Edisi.co.id - Peluh membanjiri wajahnya dan napasnya mulai tersengal. Lelahnya perjalanan sudah menguras tenaga ustaz muda tersebut.
“Apakah pohon petai sudah dekat?” tanyanya.
“Ini baru permulaan, Bang. Kita masih harus melewati tiga bukit lagi.”
Jawaban itu membuat Ustaz Awi terdiam. Rasa terkejut bercampur takjub. Bagaimana tidak, sementara kakinya mulai berat dan tubuhnya terasa melemah, warga di depannya tetap melangkah ringan. Wajah mereka tenang tanpa gurat kelelahan sedikit pun, seolah stamina mereka tak pernah habis.
Hari itu, ia memutuskan mengikuti warga mencari hasil hutan, salah satunya petai di TNBT. Dalam pikirannya, perjalanan itu akan seperti pendakian biasa, mungkin melelahkan, tapi bisa diukur. Namun, kenyataannya jauh di luar dugaan.
Ritme berjalan para warga begitu cepat dan stabil. Mereka menanjak dan menuruni lereng curam tanpa ragu, seolah medan berat itu hanyalah jalan biasa di depan rumah. Sementara Ustaz Awi harus berjuang keras menjaga keseimbangan di antara bebatuan licin dan akar-akar besar yang melintang.
Suku Talang Mamak adalah suku pedalaman Riau yang menggantungkan hidupnya secara tradisional di sepanjang aliran Sungai Indragiri dan kawasan Taman Nasional Tiga Puluh (TNBT).
Tanpa pencahayaan dan jaringan, mereka memutar perekonomian dengan mengambil damar, getah pohon besar, serta hasil hutan lain yang bisa dijual, seperti petai.
Di tengah penduduk pedalaman inilah dai Dewan Dakwah, Ustaz Awi Andrizal, memulai perjalanan dakwahnya, tepatnya di Dusun Nunusan, Desa Rantau Langsat, Kecamatan Batang Gangsal, Kabupaten Indragiri Hulu, Riau.
Perjalanan Ekstrem ke Dusun Nunusan, Desa yang Tidak Terdata di Maps
Entah sudah kali keberapa Ustaz Awi dan rombongan turun dari perahu kayu yang mereka tumpangi saat menyusuri Sungai Batang Gansal agar perahu tersebut lebih ringan ketika melewati arus jeram.

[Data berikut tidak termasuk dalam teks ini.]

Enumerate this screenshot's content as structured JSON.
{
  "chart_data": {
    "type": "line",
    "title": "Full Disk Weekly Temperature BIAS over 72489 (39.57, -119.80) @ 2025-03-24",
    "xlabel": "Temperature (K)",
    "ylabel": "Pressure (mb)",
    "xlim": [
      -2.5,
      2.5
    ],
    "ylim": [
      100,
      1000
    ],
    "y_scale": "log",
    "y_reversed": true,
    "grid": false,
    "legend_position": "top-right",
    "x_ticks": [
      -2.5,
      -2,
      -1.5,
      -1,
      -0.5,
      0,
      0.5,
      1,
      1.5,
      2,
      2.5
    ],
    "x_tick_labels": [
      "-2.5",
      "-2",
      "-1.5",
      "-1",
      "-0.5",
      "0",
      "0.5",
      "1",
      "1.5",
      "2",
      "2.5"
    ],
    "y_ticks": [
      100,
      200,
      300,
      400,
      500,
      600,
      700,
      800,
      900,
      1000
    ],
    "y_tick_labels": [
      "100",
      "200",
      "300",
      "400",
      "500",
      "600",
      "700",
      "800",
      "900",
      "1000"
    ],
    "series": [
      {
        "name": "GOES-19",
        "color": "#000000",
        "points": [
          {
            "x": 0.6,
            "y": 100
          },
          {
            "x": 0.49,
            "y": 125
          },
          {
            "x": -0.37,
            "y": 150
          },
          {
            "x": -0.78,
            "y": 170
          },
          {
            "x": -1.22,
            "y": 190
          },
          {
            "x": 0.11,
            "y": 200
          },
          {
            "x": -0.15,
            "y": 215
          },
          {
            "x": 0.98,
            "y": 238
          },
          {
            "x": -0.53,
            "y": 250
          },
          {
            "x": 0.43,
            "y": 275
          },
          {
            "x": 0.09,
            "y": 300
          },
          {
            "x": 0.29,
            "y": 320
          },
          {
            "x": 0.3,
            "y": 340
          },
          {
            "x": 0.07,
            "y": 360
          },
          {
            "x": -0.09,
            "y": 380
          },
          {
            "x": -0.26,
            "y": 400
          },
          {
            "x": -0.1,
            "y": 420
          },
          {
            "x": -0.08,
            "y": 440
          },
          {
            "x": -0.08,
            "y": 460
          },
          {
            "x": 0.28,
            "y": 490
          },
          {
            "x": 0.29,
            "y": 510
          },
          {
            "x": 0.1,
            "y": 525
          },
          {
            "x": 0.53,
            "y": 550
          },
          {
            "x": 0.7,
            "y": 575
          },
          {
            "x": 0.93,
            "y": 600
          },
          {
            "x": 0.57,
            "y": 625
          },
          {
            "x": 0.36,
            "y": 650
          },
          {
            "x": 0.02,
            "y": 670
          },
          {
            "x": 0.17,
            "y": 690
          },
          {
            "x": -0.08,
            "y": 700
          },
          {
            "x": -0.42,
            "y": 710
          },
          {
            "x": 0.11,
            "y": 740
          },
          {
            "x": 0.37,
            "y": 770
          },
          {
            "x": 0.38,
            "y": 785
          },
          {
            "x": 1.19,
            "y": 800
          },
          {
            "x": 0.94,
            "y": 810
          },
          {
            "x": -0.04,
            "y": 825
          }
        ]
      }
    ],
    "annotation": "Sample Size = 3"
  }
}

“Perjalanan menuju lokasi dakwah sangat ekstrem karena melewati banyak batu-batu besar serta sungai yang deras. Beberapa kali kami turun dari perahu kayu agar perahu lebih ringan ketika melewati arus jeram tersebut,” ujar Ustaz Awi, awal November 2025.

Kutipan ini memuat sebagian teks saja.